I've been cooking skate for years, it's an inexpensive ($5 a kilogram) fish yet delicious and easy to handle and cook. A flat fish with two wings, it contains no bones - the flesh is on a cartilagenous skeleton - far easier than bones to deal with.
We baked two pieces of skate in half a cup of white wine, the juice of a lemon and dash of water, with a clove of garlic and rings of red onion in the dish. Cooks in twenty minutes.
Served with a nice, basic, creamy risotto on the side - a little onion and garlic in olive oil, arborio rice in the warm oil to coat, alternative dashes of white wine and hot chicken stock to absorb slowly until cooked, half a cup of grated parmigiano or other grating cheese for creaminess at the end, salt, pepper, plenty of grated parsley.

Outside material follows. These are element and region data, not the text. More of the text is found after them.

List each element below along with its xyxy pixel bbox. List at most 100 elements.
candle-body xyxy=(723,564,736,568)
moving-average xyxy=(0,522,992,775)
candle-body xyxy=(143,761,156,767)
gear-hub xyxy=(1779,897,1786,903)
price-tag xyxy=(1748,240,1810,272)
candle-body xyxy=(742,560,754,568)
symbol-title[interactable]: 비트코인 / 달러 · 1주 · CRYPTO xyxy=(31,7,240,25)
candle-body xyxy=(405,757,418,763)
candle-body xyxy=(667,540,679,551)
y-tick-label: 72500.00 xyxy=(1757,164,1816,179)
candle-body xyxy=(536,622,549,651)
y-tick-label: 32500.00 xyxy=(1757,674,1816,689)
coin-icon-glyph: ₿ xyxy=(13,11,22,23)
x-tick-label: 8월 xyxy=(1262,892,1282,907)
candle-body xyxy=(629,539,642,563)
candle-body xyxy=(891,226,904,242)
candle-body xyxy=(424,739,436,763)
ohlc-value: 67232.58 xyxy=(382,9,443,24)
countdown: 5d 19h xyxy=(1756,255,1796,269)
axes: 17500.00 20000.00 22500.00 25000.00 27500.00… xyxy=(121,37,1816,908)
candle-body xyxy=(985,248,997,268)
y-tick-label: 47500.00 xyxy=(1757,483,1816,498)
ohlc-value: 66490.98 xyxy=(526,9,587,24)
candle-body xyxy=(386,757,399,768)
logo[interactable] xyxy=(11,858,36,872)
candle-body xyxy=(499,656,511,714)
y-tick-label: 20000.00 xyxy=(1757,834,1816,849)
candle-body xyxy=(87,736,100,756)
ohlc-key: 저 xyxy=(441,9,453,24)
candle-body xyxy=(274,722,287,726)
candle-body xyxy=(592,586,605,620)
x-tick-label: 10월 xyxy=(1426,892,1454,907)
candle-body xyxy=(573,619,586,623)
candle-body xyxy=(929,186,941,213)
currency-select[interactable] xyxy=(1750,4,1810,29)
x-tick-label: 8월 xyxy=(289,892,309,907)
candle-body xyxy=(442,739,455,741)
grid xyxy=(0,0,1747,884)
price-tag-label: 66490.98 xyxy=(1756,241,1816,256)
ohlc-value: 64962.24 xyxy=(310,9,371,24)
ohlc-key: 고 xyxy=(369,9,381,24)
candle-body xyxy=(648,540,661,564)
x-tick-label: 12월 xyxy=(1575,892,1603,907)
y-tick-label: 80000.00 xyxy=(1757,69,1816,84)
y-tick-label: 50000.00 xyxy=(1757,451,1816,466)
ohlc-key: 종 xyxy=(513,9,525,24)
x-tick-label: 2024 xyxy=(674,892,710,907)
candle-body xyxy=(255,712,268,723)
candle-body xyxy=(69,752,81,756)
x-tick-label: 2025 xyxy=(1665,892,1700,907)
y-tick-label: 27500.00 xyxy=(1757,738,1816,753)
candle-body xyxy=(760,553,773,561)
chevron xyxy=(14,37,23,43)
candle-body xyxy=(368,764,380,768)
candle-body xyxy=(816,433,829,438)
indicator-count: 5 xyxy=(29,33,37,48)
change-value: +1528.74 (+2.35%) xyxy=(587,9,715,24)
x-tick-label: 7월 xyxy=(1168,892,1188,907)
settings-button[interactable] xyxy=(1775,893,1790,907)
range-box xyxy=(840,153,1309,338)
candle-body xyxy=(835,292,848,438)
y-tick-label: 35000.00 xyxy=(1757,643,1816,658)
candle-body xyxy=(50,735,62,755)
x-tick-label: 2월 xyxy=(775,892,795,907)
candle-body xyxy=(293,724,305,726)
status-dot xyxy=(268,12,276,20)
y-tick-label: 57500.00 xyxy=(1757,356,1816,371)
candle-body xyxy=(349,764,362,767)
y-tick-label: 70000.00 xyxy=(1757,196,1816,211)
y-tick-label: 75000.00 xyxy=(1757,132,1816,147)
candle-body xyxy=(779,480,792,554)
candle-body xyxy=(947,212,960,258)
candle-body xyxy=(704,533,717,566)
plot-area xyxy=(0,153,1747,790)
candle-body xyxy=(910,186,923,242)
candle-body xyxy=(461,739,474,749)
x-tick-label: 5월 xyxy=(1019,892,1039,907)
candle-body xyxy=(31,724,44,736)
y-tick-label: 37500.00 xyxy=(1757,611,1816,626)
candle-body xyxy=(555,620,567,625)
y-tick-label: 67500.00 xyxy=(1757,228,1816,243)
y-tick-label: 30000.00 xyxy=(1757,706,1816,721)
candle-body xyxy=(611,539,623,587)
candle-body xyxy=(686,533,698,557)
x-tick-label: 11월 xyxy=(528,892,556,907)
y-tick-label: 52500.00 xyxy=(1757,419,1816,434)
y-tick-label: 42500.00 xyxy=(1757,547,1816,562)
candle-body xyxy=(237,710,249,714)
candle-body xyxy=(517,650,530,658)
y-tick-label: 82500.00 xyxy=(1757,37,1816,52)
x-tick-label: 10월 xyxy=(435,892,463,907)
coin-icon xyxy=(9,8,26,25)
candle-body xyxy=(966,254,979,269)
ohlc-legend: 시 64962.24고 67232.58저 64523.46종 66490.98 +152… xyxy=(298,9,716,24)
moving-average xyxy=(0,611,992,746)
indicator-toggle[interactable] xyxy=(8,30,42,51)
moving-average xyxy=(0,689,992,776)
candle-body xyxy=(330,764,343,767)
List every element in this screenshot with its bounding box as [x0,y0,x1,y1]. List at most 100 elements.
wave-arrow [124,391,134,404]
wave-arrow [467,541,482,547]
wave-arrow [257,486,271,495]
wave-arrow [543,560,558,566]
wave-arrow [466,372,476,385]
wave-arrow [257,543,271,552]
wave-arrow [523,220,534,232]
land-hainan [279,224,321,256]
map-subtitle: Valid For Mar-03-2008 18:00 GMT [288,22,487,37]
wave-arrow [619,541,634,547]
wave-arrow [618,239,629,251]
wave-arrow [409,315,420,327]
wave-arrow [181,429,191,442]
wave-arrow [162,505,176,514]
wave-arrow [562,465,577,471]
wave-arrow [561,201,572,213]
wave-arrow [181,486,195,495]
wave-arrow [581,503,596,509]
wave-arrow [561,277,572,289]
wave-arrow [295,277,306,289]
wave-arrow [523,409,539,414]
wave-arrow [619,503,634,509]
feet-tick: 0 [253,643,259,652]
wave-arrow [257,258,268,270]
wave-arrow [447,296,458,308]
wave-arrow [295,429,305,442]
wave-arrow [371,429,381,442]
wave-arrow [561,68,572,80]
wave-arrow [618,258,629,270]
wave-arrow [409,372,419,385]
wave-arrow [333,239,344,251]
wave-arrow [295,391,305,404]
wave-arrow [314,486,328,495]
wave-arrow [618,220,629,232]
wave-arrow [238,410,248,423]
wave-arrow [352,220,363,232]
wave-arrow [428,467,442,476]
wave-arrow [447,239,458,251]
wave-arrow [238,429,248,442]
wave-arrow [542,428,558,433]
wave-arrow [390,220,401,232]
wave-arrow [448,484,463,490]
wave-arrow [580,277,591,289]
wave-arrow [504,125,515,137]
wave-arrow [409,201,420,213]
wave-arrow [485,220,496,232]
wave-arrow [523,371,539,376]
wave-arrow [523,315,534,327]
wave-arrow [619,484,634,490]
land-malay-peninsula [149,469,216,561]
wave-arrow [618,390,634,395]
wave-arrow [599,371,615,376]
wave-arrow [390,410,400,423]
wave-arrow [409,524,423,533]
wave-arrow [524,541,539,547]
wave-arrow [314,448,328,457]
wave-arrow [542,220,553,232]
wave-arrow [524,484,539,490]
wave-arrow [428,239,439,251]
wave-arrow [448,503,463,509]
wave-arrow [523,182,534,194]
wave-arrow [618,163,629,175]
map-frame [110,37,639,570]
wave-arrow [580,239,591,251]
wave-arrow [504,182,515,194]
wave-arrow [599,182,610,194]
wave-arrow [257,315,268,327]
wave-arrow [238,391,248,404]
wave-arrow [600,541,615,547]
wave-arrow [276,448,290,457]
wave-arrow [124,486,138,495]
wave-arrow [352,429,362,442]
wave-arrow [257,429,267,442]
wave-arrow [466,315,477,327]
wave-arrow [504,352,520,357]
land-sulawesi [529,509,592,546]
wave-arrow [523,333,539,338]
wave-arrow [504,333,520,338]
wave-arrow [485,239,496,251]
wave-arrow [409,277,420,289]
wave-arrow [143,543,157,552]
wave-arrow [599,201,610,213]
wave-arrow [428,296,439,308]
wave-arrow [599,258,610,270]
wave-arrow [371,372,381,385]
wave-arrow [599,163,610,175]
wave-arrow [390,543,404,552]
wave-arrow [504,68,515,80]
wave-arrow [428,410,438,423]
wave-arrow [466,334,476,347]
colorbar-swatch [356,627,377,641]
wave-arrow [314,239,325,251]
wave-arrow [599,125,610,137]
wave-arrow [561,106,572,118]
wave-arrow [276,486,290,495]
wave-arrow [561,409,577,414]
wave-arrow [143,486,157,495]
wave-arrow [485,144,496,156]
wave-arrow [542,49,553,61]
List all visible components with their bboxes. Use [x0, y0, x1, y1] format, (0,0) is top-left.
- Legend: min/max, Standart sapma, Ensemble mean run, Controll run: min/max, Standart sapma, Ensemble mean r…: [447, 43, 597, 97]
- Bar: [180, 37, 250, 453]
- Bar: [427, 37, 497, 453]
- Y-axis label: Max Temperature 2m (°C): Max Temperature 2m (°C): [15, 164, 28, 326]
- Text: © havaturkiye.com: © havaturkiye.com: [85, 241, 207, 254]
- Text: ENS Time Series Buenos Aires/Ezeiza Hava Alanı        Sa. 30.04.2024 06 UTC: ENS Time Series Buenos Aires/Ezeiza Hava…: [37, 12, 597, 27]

And a rocket salad on the side - since the rocket is taking off (!) again in the garden - dressed in nothing but a squirt of balsamic vinegar. (How ingenious, salad leaves that come already peppered!)
PS: In summer, I enjoy barbecuing skate. It holds together beautifully. I marinade it in garlic, lemon, maybe some soy and ginger - anything at all - and blacken it on the grill, peeling away the outer layers to reveal beautifully tender and fragrant flesh inside.